A.  Les conclusions de la SPR quant à la crédibilité du demandeur sont-elles raisonnables?

[18]  Le demandeur soutient que les conclusions tirées par la SPR quant à sa crédibilité sont déraisonnables, en ce sens qu’elles sont fondées sur des contradictions mineures. Il plaide également que la SPR n’a pas fourni de motifs clairs et non équivoques pour justifier ses conclusions (Ramirez c Canada (Ministre de la Citoyenneté et de l’Immigration), 166 FTR 158, 1999 CanLII 7827 (CF) au para 3, et qu’elle est tenue de considérer l’ensemble de la preuve, incluant la preuve tendant à démontrer la situation prévalant en Réplique démocratique du Congo. À cet égard, le demandeur s’appuie sur l’affaire Manickan c Canada (Citoyenneté et Immigration), 2006 CF 1525 [Manickan], qui énonce au paragraphe 3 « qu’une conclusion d’absence de crédibilité n’empêche pas qu’une personne soit admise comme réfugiée si d’autre preuves satisfont à la fois à la composante subjective et à la composante objective du critère applicable à la reconnaissance du statut de réfugié ». Étant donné que la SPR ne l’a pas fait, il affirme que c’est, en soit, suffisant pour renverser la décision.
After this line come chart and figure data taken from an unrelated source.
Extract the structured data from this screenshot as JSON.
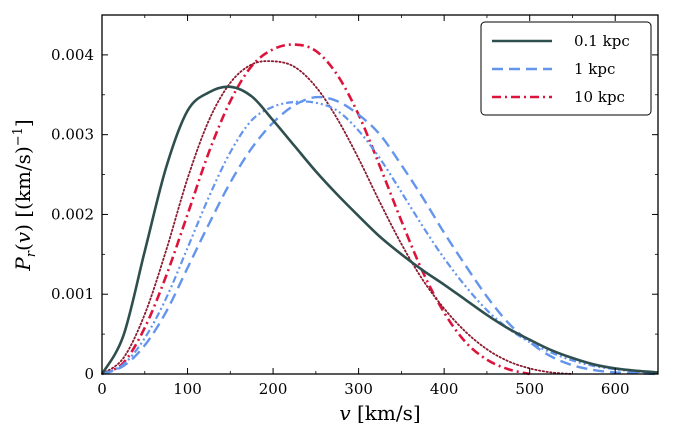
{
  "chart_data": {
    "type": "line",
    "title": "",
    "xlabel": "v [km/s]",
    "ylabel": "P_r(v) [(km/s)^-1]",
    "xlim": [
      0,
      650
    ],
    "ylim": [
      0,
      0.0045
    ],
    "xticks": [
      0,
      100,
      200,
      300,
      400,
      500,
      600
    ],
    "xtick_labels": [
      "0",
      "100",
      "200",
      "300",
      "400",
      "500",
      "600"
    ],
    "yticks": [
      0,
      0.001,
      0.002,
      0.003,
      0.004
    ],
    "ytick_labels": [
      "0",
      "0.001",
      "0.002",
      "0.003",
      "0.004"
    ],
    "grid": false,
    "legend_position": "top-right",
    "series": [
      {
        "name": "0.1 kpc",
        "in_legend": true,
        "color": "#2f4f4f",
        "style": "solid",
        "x": [
          0,
          25,
          50,
          75,
          100,
          125,
          150,
          175,
          200,
          225,
          250,
          275,
          300,
          325,
          350,
          375,
          400,
          425,
          450,
          475,
          500,
          525,
          550,
          575,
          600,
          625,
          650
        ],
        "y": [
          0,
          0.00048,
          0.00154,
          0.00259,
          0.0033,
          0.00353,
          0.0036,
          0.00348,
          0.00318,
          0.00286,
          0.00254,
          0.00225,
          0.00198,
          0.00172,
          0.0015,
          0.0013,
          0.00112,
          0.00093,
          0.00074,
          0.00057,
          0.00043,
          0.0003,
          0.0002,
          0.00012,
          7e-05,
          4e-05,
          2e-05
        ]
      },
      {
        "name": "1 kpc",
        "in_legend": true,
        "color": "#6495ed",
        "style": "dashed",
        "x": [
          0,
          25,
          50,
          75,
          100,
          125,
          150,
          175,
          200,
          225,
          250,
          275,
          300,
          325,
          350,
          375,
          400,
          425,
          450,
          475,
          500,
          525,
          550,
          575,
          600,
          625,
          650
        ],
        "y": [
          0,
          0.0001,
          0.00036,
          0.00078,
          0.00133,
          0.00188,
          0.0024,
          0.00283,
          0.00315,
          0.00337,
          0.00347,
          0.00342,
          0.00325,
          0.003,
          0.00262,
          0.00221,
          0.00177,
          0.00136,
          0.00097,
          0.00064,
          0.0004,
          0.00022,
          0.00011,
          5e-05,
          2e-05,
          1e-05,
          0
        ]
      },
      {
        "name": "1 kpc (dash-dot-dot)",
        "in_legend": false,
        "color": "#6495ed",
        "style": "dashdotdot",
        "x": [
          0,
          25,
          50,
          75,
          100,
          125,
          150,
          175,
          200,
          225,
          250,
          275,
          300,
          325,
          350,
          375,
          400,
          425,
          450,
          475,
          500,
          525,
          550,
          575,
          600,
          625,
          650
        ],
        "y": [
          0,
          0.00012,
          0.00045,
          0.00095,
          0.00158,
          0.00222,
          0.00278,
          0.00318,
          0.00335,
          0.00341,
          0.0034,
          0.0033,
          0.00305,
          0.0027,
          0.00228,
          0.00185,
          0.00145,
          0.0011,
          0.0008,
          0.00057,
          0.0004,
          0.00027,
          0.00017,
          0.0001,
          6e-05,
          3e-05,
          1e-05
        ]
      },
      {
        "name": "10 kpc",
        "in_legend": true,
        "color": "#dc143c",
        "style": "dashdot",
        "x": [
          0,
          25,
          50,
          75,
          100,
          125,
          150,
          175,
          200,
          225,
          250,
          275,
          300,
          325,
          350,
          375,
          400,
          425,
          450,
          475,
          500
        ],
        "y": [
          0,
          0.00014,
          0.00058,
          0.00123,
          0.002,
          0.00278,
          0.00342,
          0.00386,
          0.00407,
          0.00413,
          0.00405,
          0.00375,
          0.00325,
          0.0026,
          0.00192,
          0.00128,
          0.00077,
          0.0004,
          0.00018,
          6e-05,
          0
        ]
      },
      {
        "name": "10 kpc (dotted)",
        "in_legend": false,
        "color": "#8b1a2e",
        "style": "dotted",
        "x": [
          0,
          25,
          50,
          75,
          100,
          125,
          150,
          175,
          200,
          225,
          250,
          275,
          300,
          325,
          350,
          375,
          400,
          425,
          450,
          475,
          500,
          525,
          550
        ],
        "y": [
          0,
          0.0002,
          0.00075,
          0.00155,
          0.00245,
          0.00318,
          0.00365,
          0.00388,
          0.00392,
          0.00385,
          0.0036,
          0.0032,
          0.0027,
          0.00215,
          0.00163,
          0.00118,
          0.00082,
          0.00053,
          0.00031,
          0.00016,
          7e-05,
          2e-05,
          0
        ]
      }
    ]
  }
}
[19]  Il soutient également que la SPR ne peut tirer des conclusions de crédibilité qui ne reposent sur aucun élément de preuve et qui sont fondées sur des conjectures ou qui donnent lieu à des inférences injustifiées (Afonso c Canada (Citoyenneté et Immigration), 2007 CF 51 au para 26).

[20]  Le demandeur soutient que la SPR a erré en tirant ses conclusions relatives à son rôle au sein de la LUCHA, au fait qu’il n’a pas inclus l’adresse où il se cachait dans son formulaire, à l’oubli de l’envoi de l’avis de convocation et à la force probante accordé au carte de membre.

[21]  En ce qui concerne le rôle du demandeur dans la LUCHA, il prétend qu’il n’y a pas de contradiction dans la preuve. Le demandeur a expliqué pourquoi il a indiqué être militant à partir de juin 2017 sur son formulaire FDA, plutôt qu’à partir du 2 mai 2016, la date sur sa carte de membre de la LUCHA. Il était membre plus tôt, participant aux manifestations, mais a seulement commencé à militer sur le terrain, avec une présence soutenue aux réunions de l’organisation et à ses campagnes, dont en posant des affiches, à partir de juin 2017. Selon le demandeur, la SPR a mal compris ses explications. Il ajoute que, contrairement à ce que prétend la SPR, les détails qu’il a fournis concernant ses activités dans la LUCHA étaient suffisants, considérant son poste et la durée de son implication. Il a expliqué avoir contacté des gens en faisant du bouche à oreille, avoir posé des affiches et avoir parlé discrètement aux gens.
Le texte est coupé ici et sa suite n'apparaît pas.